Sebagai standar tertinggi investasi logam mulia di Indonesia, emas Antam dikenal dengan kualitas cetakan yang rapi dan kemasan yang aman. Namun, dalam proses manufaktur skala besar yang melibatkan ribuan keping setiap harinya, risiko munculnya human error pabrik tetap tidak bisa dihindari sepenuhnya. Beberapa pembeli terkadang menemukan kepingan emas yang memiliki goresan halus, cetakan logo yang kurang tajam, atau posisi emas di dalam kemasan pres yang miring. Fenomena ini sering kali memicu kekecewaan kolektor, mengingat emas bukan sekadar komoditas, melainkan aset berharga yang menuntut kesempurnaan fisik.
Munculnya human error pabrik biasanya terjadi pada tahap akhir produksi, yaitu saat proses pencetakan kepingan atau pengemasan ke dalam kartu CertiCard. Meskipun mesin cetak bekerja dengan presisi tinggi, intervensi manusia dalam melakukan pengecekan visual (quality control) terkadang mengalami kelelahan atau kurang teliti. Misalnya, debu mikroskopis yang masuk ke dalam mesin press dapat menyebabkan bintik kecil pada permukaan emas yang baru saja dicetak. Jika pengawas di lini produksi tidak jeli, maka produk yang secara estetika kurang sempurna ini akan terus berjalan ke tahap distribusi dan akhirnya sampai ke tangan konsumen akhir di berbagai butik emas.

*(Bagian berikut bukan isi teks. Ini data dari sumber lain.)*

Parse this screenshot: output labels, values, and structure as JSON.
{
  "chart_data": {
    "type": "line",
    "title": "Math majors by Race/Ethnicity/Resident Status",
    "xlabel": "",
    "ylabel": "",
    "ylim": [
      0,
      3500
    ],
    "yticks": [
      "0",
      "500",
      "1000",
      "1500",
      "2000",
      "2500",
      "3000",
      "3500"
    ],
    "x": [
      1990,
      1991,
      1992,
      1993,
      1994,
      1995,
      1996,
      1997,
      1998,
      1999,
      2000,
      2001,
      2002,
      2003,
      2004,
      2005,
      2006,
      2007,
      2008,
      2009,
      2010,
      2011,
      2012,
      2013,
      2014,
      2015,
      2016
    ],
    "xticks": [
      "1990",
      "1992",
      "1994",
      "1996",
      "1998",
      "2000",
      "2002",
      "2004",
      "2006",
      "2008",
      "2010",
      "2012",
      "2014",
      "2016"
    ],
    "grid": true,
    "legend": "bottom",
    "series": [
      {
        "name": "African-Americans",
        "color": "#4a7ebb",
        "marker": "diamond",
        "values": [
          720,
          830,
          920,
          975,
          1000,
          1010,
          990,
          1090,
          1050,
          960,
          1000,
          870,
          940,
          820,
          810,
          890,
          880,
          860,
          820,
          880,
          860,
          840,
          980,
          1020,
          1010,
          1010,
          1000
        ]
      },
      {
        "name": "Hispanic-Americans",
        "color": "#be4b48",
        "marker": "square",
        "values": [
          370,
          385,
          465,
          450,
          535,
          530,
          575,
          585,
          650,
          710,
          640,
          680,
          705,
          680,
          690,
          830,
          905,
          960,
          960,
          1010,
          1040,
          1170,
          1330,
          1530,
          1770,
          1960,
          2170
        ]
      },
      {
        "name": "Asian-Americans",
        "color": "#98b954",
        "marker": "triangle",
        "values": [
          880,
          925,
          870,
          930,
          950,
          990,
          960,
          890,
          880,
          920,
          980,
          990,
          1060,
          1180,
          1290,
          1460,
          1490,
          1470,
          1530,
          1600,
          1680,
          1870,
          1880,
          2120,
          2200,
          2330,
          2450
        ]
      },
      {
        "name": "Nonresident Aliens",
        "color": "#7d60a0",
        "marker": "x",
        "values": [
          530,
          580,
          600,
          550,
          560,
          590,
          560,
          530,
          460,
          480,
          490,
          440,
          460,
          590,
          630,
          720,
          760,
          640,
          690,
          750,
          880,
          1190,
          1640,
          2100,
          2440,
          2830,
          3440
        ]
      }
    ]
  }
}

Dampak dari human error pabrik ini memang tidak memengaruhi nilai intrinsik atau kadar kemurnian emas itu sendiri yang tetap 99,99%. Namun, bagi investor yang berencana menjual kembali emasnya di kemudian hari, cacat fisik sekecil apa pun bisa menjadi celah bagi toko emas atau pembeli individu untuk menawar harga lebih rendah (buyback) dengan alasan kondisi fisik yang tidak mulus. Hal inilah yang membuat standar quality control menjadi pertaruhan reputasi bagi perusahaan sebesar Antam. Kesempurnaan fisik adalah janji layanan yang harus dipenuhi untuk menjaga kepercayaan masyarakat terhadap setiap gram logam mulia yang mereka beli dengan harga yang tidak murah.
Untuk meminimalisir human error pabrik, perusahaan biasanya menerapkan sistem audit berlapis dan pembaruan teknologi mesin cetak secara berkala. Namun, jika Anda sebagai pembeli terlanjur mendapatkan produk yang memiliki cacat produksi yang nyata, sebaiknya jangan membuka kemasan tersebut. Anda berhak mengajukan klaim penukaran di Butik Emas Logam Mulia tempat Anda membeli dengan menyertakan bukti kuitansi yang sah. Prosedur retur ini adalah hak konsumen untuk mendapatkan produk dengan kualitas premium sebagaimana mestinya, sekaligus menjadi masukan berharga bagi pihak pabrik untuk memperbaiki sistem pengawasan di lini produksi mereka.